“Io, invece, vengo a voi a (riba)dirvi che non ci può essere futuro per chi affronta il presente senza conoscere o dimenticando il passato”. Si chiude con un monito “L’arte della fuga in tempo di guerra”, libro autobiografico di Antonio Buonomo (solista, compositore e didatta di fama internazionale), pubblicato da Effepi Libri (2010, pp. 188, 15 €), nel quale la parola tempo assume il duplice significato di andamento musicale e periodo. Ma è un monito che non ha origini “erudite”. Deriva direttamente dal vissuto dell’Autore, che lo regala al suo lettore dopo avergli fatto ripercorrere una vita di successi, sì, ma costruiti uno a uno, piano piano, con costanza, sacrificio, privazioni. E costantemente in fuga, ma non da se stessi.
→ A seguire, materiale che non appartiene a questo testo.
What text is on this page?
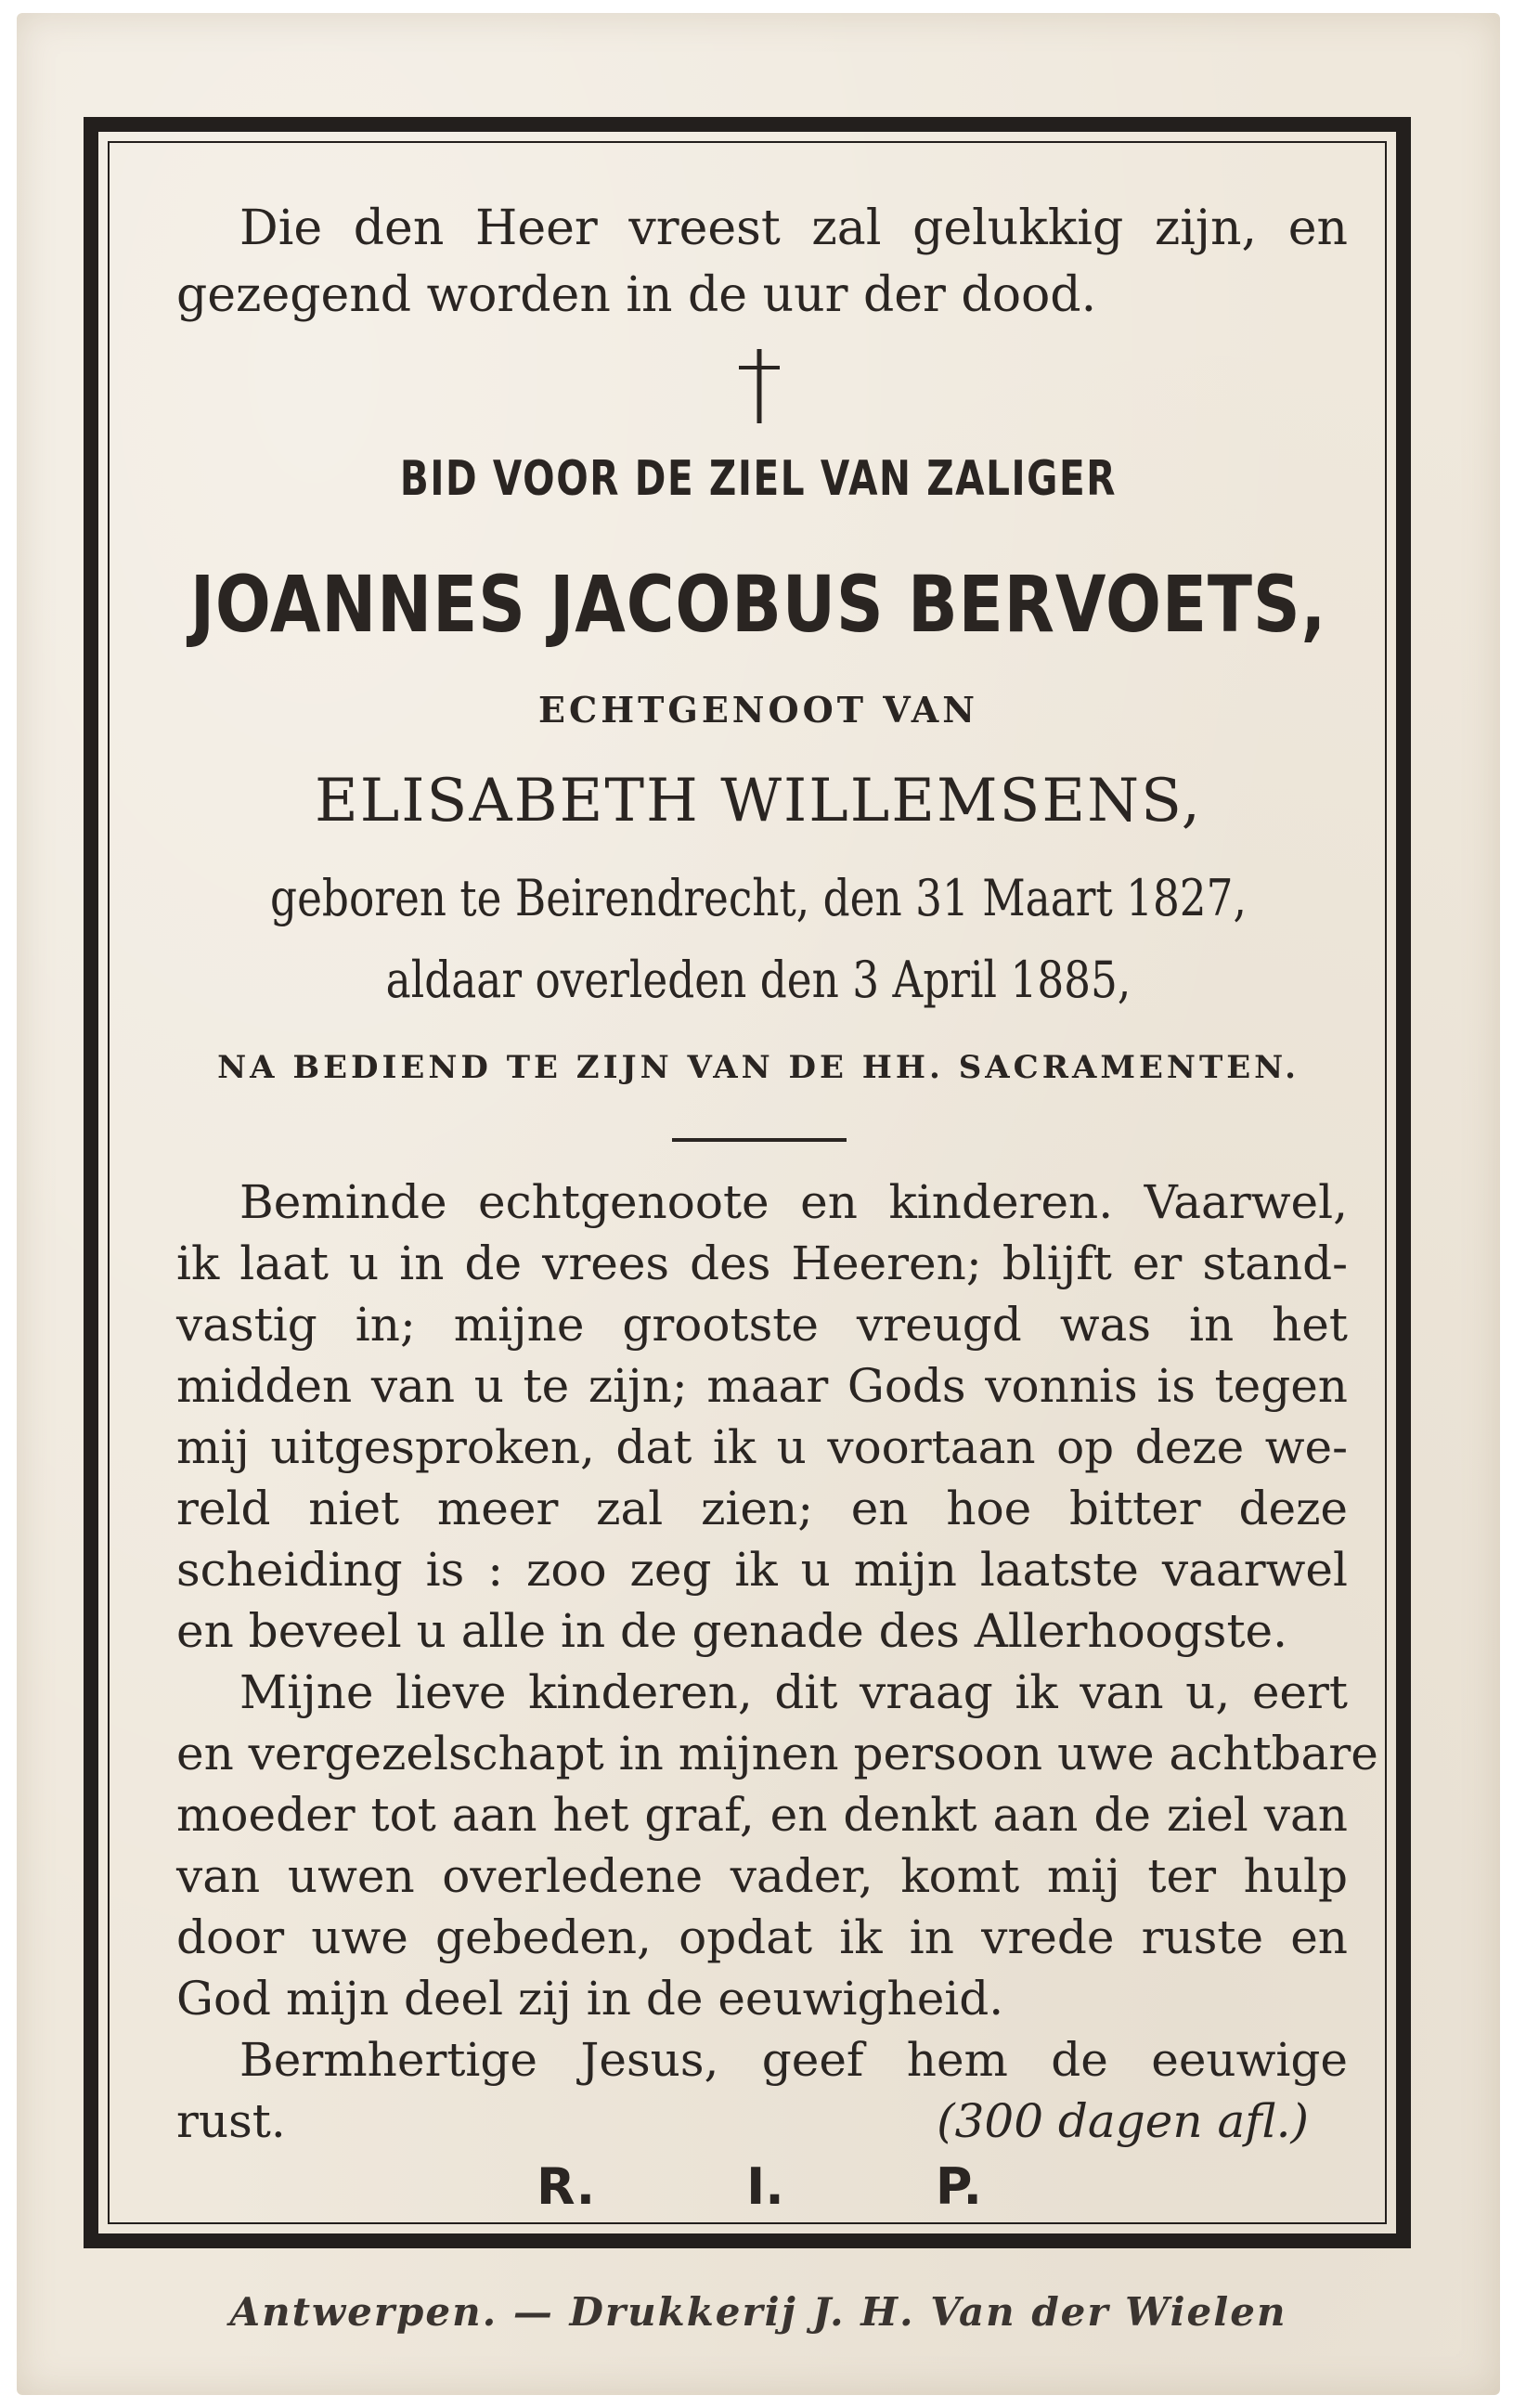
Die den Heer vreest zal gelukkig zijn, en
gezegend worden in de uur der dood.
BID VOOR DE ZIEL VAN ZALIGER
JOANNES JACOBUS BERVOETS,
ECHTGENOOT VAN
ELISABETH WILLEMSENS,
geboren te Beirendrecht, den 31 Maart 1827,
aldaar overleden den 3 April 1885,
NA BEDIEND TE ZIJN VAN DE HH. SACRAMENTEN.
Beminde echtgenoote en kinderen. Vaarwel,
ik laat u in de vrees des Heeren; blijft er stand-
vastig in; mijne grootste vreugd was in het
midden van u te zijn; maar Gods vonnis is tegen
mij uitgesproken, dat ik u voortaan op deze we-
reld niet meer zal zien; en hoe bitter deze
scheiding is : zoo zeg ik u mijn laatste vaarwel
en beveel u alle in de genade des Allerhoogste.
Mijne lieve kinderen, dit vraag ik van u, eert
en vergezelschapt in mijnen persoon uwe achtbare
moeder tot aan het graf, en denkt aan de ziel van
van uwen overledene vader, komt mij ter hulp
door uwe gebeden, opdat ik in vrede ruste en
God mijn deel zij in de eeuwigheid.
Bermhertige Jesus, geef hem de eeuwige
rust.	(300 dagen afl.)
R.	I.	P.
Antwerpen. — Drukkerij J. H. Van der Wielen
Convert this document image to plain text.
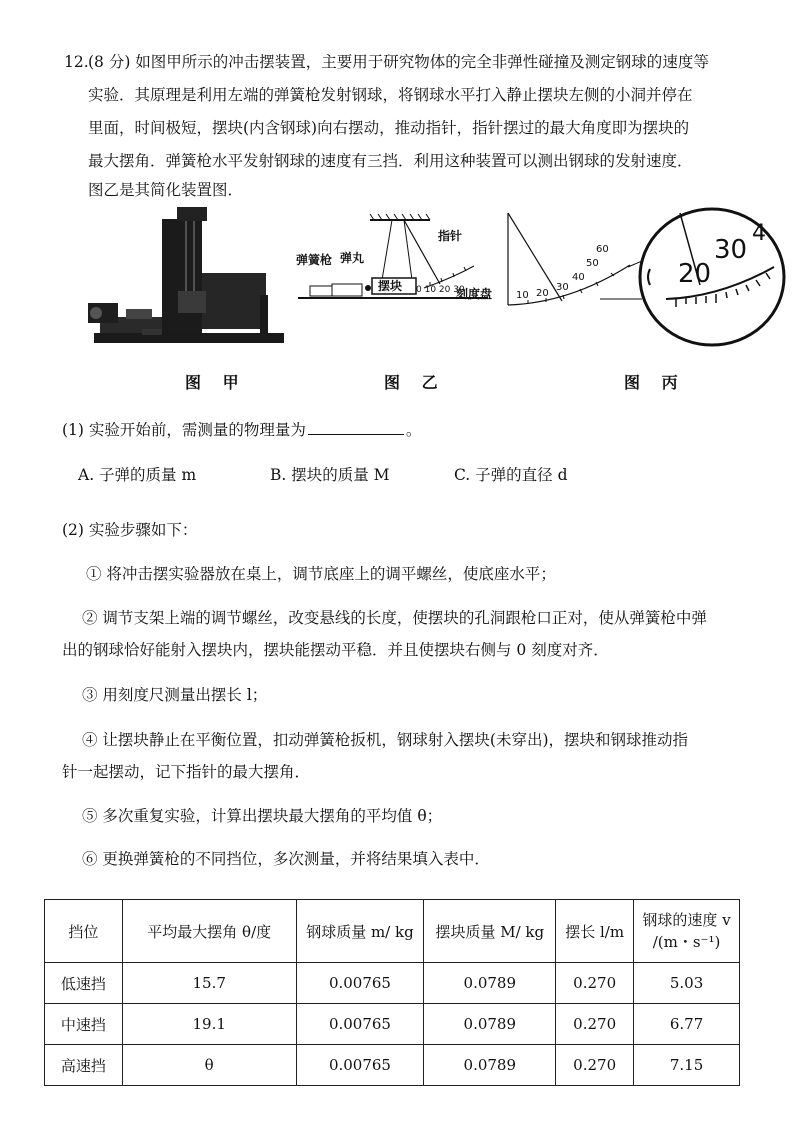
12. (8 分) 如图甲所示的冲击摆装置，主要用于研究物体的完全非弹性碰撞及测定钢球的速度等
实验．其原理是利用左端的弹簧枪发射钢球，将钢球水平打入静止摆块左侧的小洞并停在
里面，时间极短，摆块(内含钢球)向右摆动，推动指针，指针摆过的最大角度即为摆块的
最大摆角．弹簧枪水平发射钢球的速度有三挡．利用这种装置可以测出钢球的发射速度．
图乙是其简化装置图．
图 甲
弹簧枪 弹丸
指针
摆块 0 10 20 30
刻度盘
图 乙
10 20
30
40
50
60
20
30
4
图 丙
(1) 实验开始前，需测量的物理量为	。
A. 子弹的质量 m	B. 摆块的质量 M	C. 子弹的直径 d
(2) 实验步骤如下：
① 将冲击摆实验器放在桌上，调节底座上的调平螺丝，使底座水平；
② 调节支架上端的调节螺丝，改变悬线的长度，使摆块的孔洞跟枪口正对，使从弹簧枪中弹
出的钢球恰好能射入摆块内，摆块能摆动平稳．并且使摆块右侧与 0 刻度对齐．
③ 用刻度尺测量出摆长 l；
④ 让摆块静止在平衡位置，扣动弹簧枪扳机，钢球射入摆块(未穿出)，摆块和钢球推动指
针一起摆动，记下指针的最大摆角．
⑤ 多次重复实验，计算出摆块最大摆角的平均值 θ；
⑥ 更换弹簧枪的不同挡位，多次测量，并将结果填入表中．
挡位	平均最大摆角 θ/度	钢球质量 m/ kg	摆块质量 M/ kg	摆长 l/m	钢球的速度 v
/(m・s⁻¹)

低速挡	15.7	0.00765	0.0789	0.270	5.03
中速挡	19.1	0.00765	0.0789	0.270	6.77
高速挡	θ	0.00765	0.0789	0.270	7.15
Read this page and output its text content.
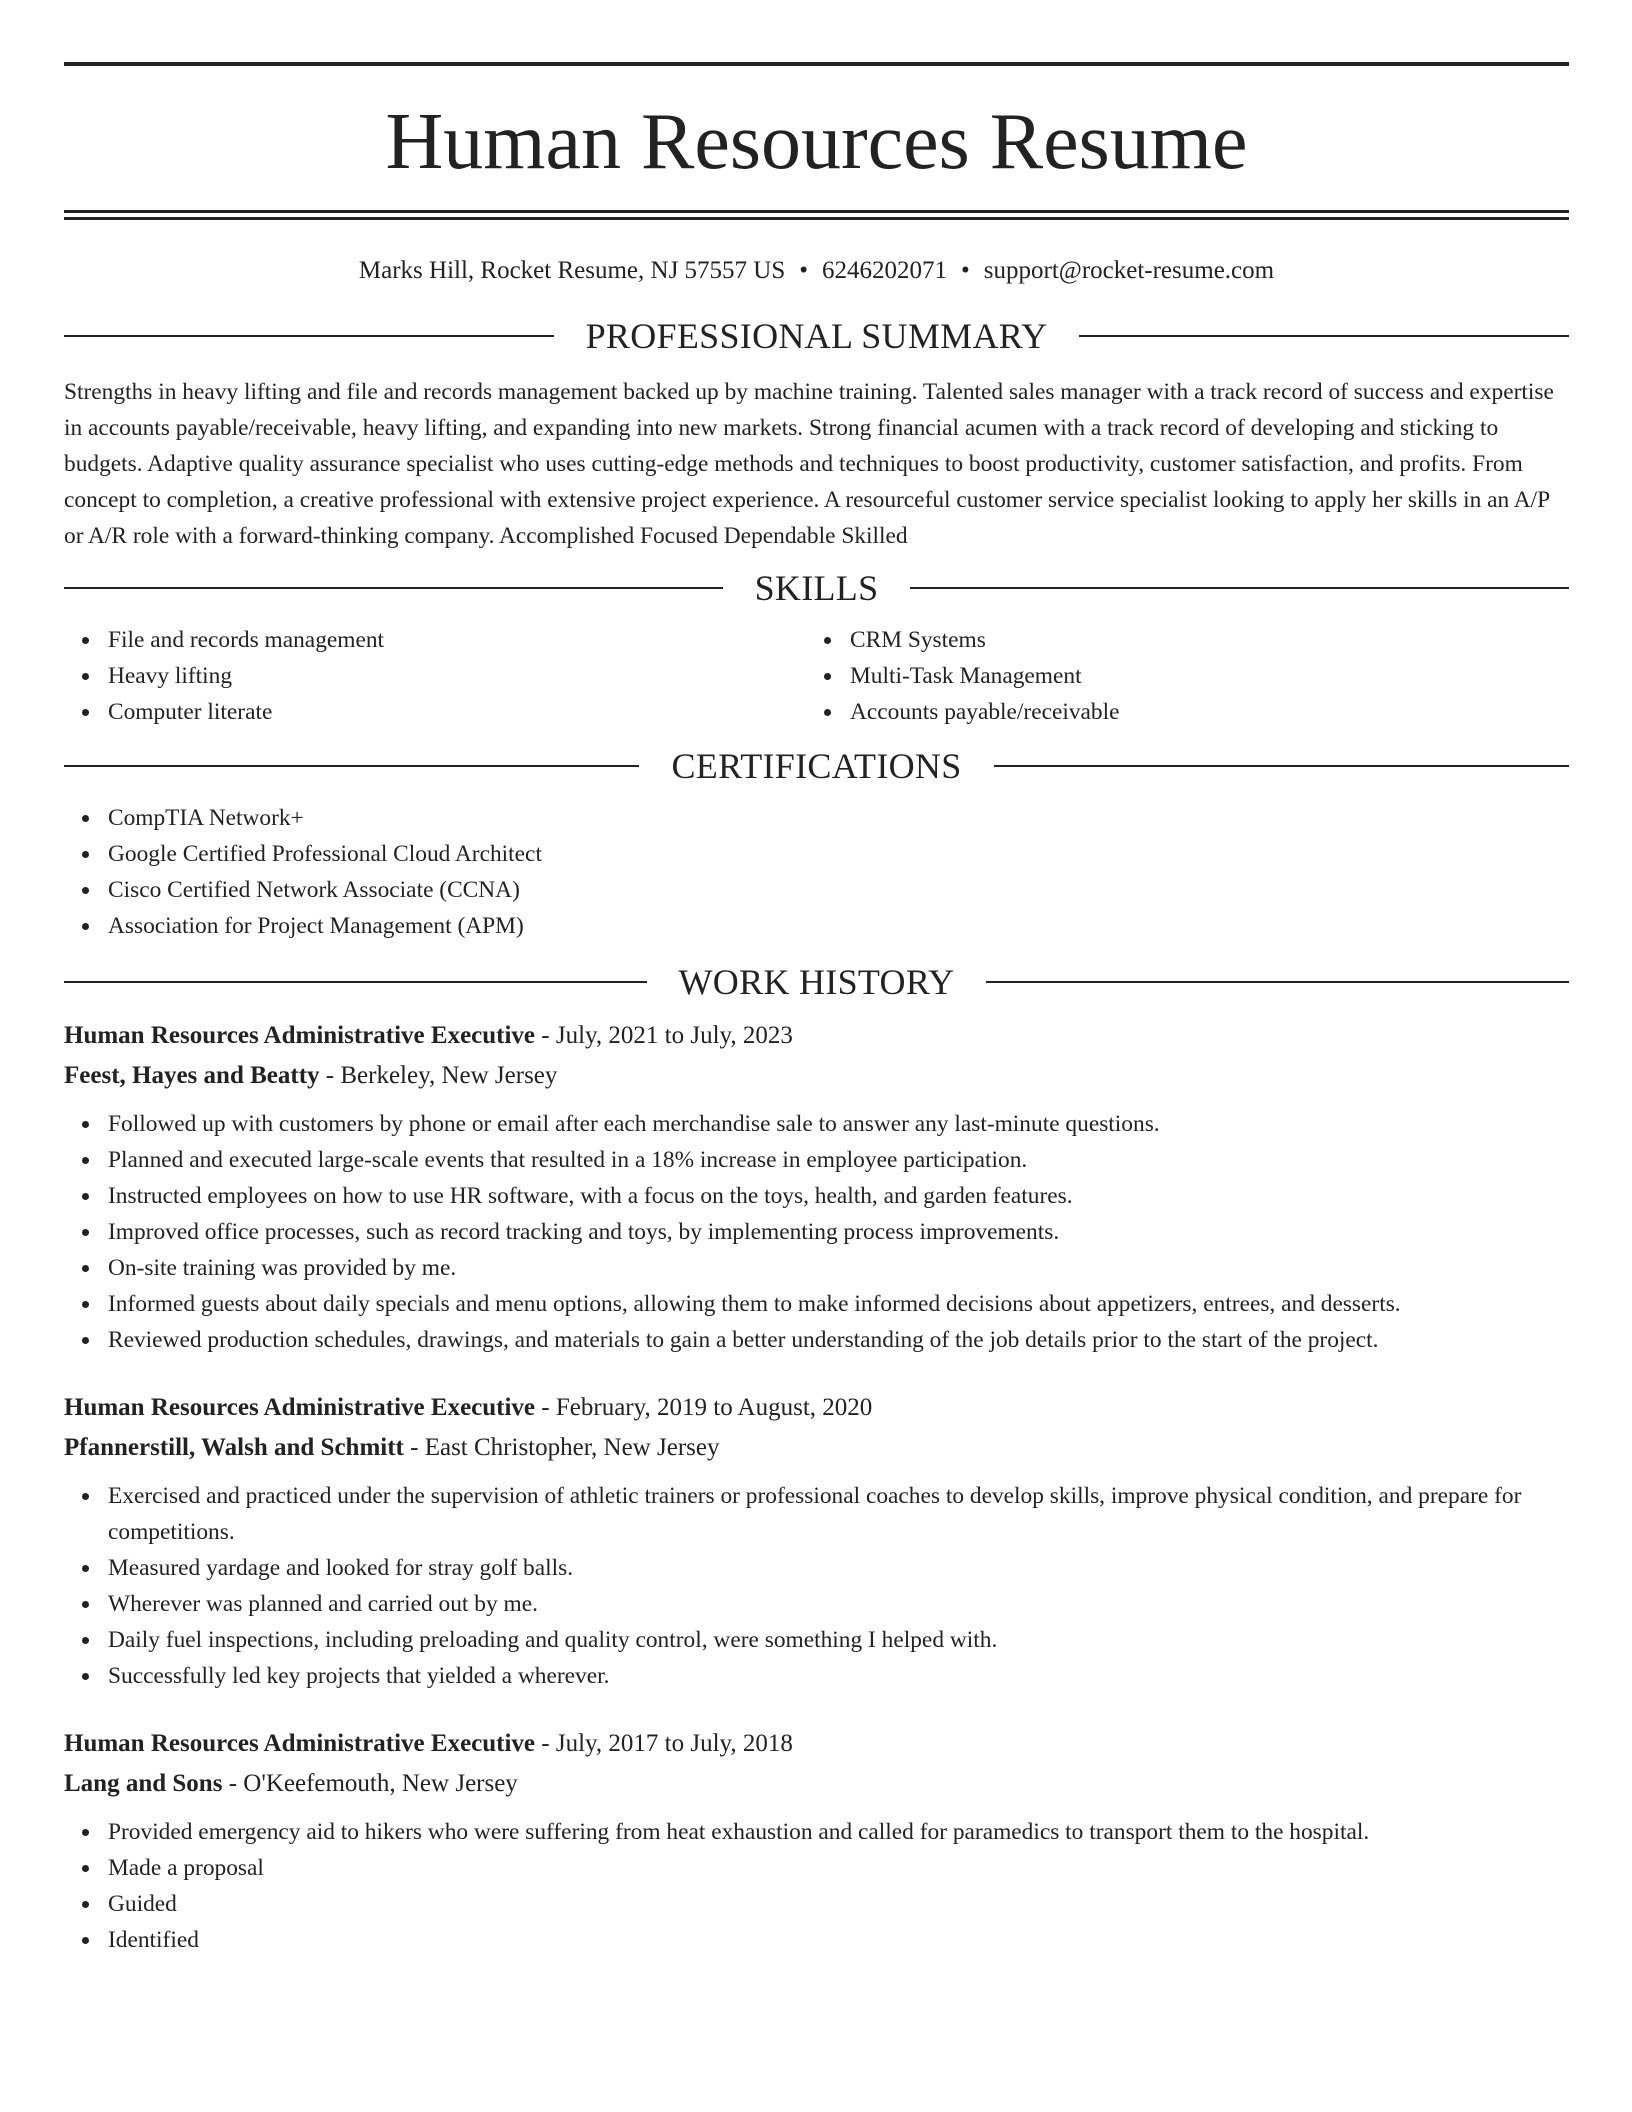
Human Resources Resume
Marks Hill, Rocket Resume, NJ 57557 US • 6246202071 • support@rocket-resume.com
PROFESSIONAL SUMMARY

Strengths in heavy lifting and file and records management backed up by machine training. Talented sales manager with a track record of success and expertise in accounts payable/receivable, heavy lifting, and expanding into new markets. Strong financial acumen with a track record of developing and sticking to budgets. Adaptive quality assurance specialist who uses cutting-edge methods and techniques to boost productivity, customer satisfaction, and profits. From concept to completion, a creative professional with extensive project experience. A resourceful customer service specialist looking to apply her skills in an A/P or A/R role with a forward-thinking company. Accomplished Focused Dependable Skilled

SKILLS
File and records management
Heavy lifting
Computer literate
CRM Systems
Multi-Task Management
Accounts payable/receivable
CERTIFICATIONS
CompTIA Network+
Google Certified Professional Cloud Architect
Cisco Certified Network Associate (CCNA)
Association for Project Management (APM)
WORK HISTORY
Human Resources Administrative Executive - July, 2021 to July, 2023
Feest, Hayes and Beatty - Berkeley, New Jersey
Followed up with customers by phone or email after each merchandise sale to answer any last-minute questions.
Planned and executed large-scale events that resulted in a 18% increase in employee participation.
Instructed employees on how to use HR software, with a focus on the toys, health, and garden features.
Improved office processes, such as record tracking and toys, by implementing process improvements.
On-site training was provided by me.
Informed guests about daily specials and menu options, allowing them to make informed decisions about appetizers, entrees, and desserts.
Reviewed production schedules, drawings, and materials to gain a better understanding of the job details prior to the start of the project.
Human Resources Administrative Executive - February, 2019 to August, 2020
Pfannerstill, Walsh and Schmitt - East Christopher, New Jersey
Exercised and practiced under the supervision of athletic trainers or professional coaches to develop skills, improve physical condition, and prepare for competitions.
Measured yardage and looked for stray golf balls.
Wherever was planned and carried out by me.
Daily fuel inspections, including preloading and quality control, were something I helped with.
Successfully led key projects that yielded a wherever.
Human Resources Administrative Executive - July, 2017 to July, 2018
Lang and Sons - O'Keefemouth, New Jersey
Provided emergency aid to hikers who were suffering from heat exhaustion and called for paramedics to transport them to the hospital.
Made a proposal
Guided
Identified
E’ una giovinezza tutt’altro che spensierata, quella di Buonomo, costretto a trasferirsi da Napoli a Piana di Caiazzo (oggi Piana di Monte Verna), piccolo centro dell’entroterra casertano, dove vive sulla propria pelle i traumi della guerra: “...sentii il rombo di un aereo che si avvicinava. Istintivamente alzai lo sguardo e lo vidi abbassarsi in picchiata. Cominciai a correre e, vista una porcilaia in muratura, mi ci tuffai dentro senza esitare, appena in tempo per evitare di essere colpito dalle sventagliate di mitraglia che mi piovevano addosso. Restai accucciato... Adesso dovevamo prestare attenzione sia agli alleati, che per bombardare o cannoneggiare i tedeschi colpivano anche noi, sia ai tedeschi dai quali eravamo considerati dei traditori da castigare”.
Terminata la guerra, il ritorno a Napoli, una città distrutta: qui, Buonomo è iscritto dal padre al conservatorio, dove inizia a studiare musica. Il giovane promette bene, suonando in piccole bande, alle feste rionali e la sua faticosa gavetta segue la lenta rinascita della città partenopea. Antonio si applica e s’impegna, dando il meglio di sé, inizialmente come trombettista e poi come batterista e timpanista. Col tempo diventerà titolare di cattedra nei conservatori San Pietro a Majella di Napoli, Luisa d’Annunzio di Pescara e Santa Cecilia di Roma, entrando a far parte anche delle orchestre dei teatri San Carlo di Napoli e La Fenice di Venezia.
La fuga, filo rosso che lega i vari episodi raccontati dall’Autore, non è soltanto fisica, materiale: acquista pure un significato simbolico di rifiuto e disprezzo dei regimi autoritari che in passato hanno corrotto il nostro Paese, con conseguenze a tutti note e strascichi nefasti fino ad oggi. Numerosissimi gli spunti che richiamano alla mente del lettore attento i tempi attuali. In pieno regime fascista “La criminalità sembrava sparita ma, in realtà, aveva solo indossato la camicia nera (l’uniforme della milizia) per continuare ad operare con l’appoggio delle autorità. Le cariche più importanti, anche in ambito musicale, erano occupate dai servi del regime. Mio padre diceva: quando senti il latino dei fessi sta venendo la fine del mondo! Significava che erano tempi duri se a comandare erano gli ignoranti”. Tempi bui, ormai passati: “Ma siccome la storia si ripete a distanza di anni, perché le sofferenze di un regime si dimenticano troppo facilmente, ecco che già si profilano all’orizzonte altre ‘nottate”, forse ancora più lunghe e tenebrose di quella vissuta da me e dalla mia famiglia”. Nottate dalle quali bisognerà... fuggire!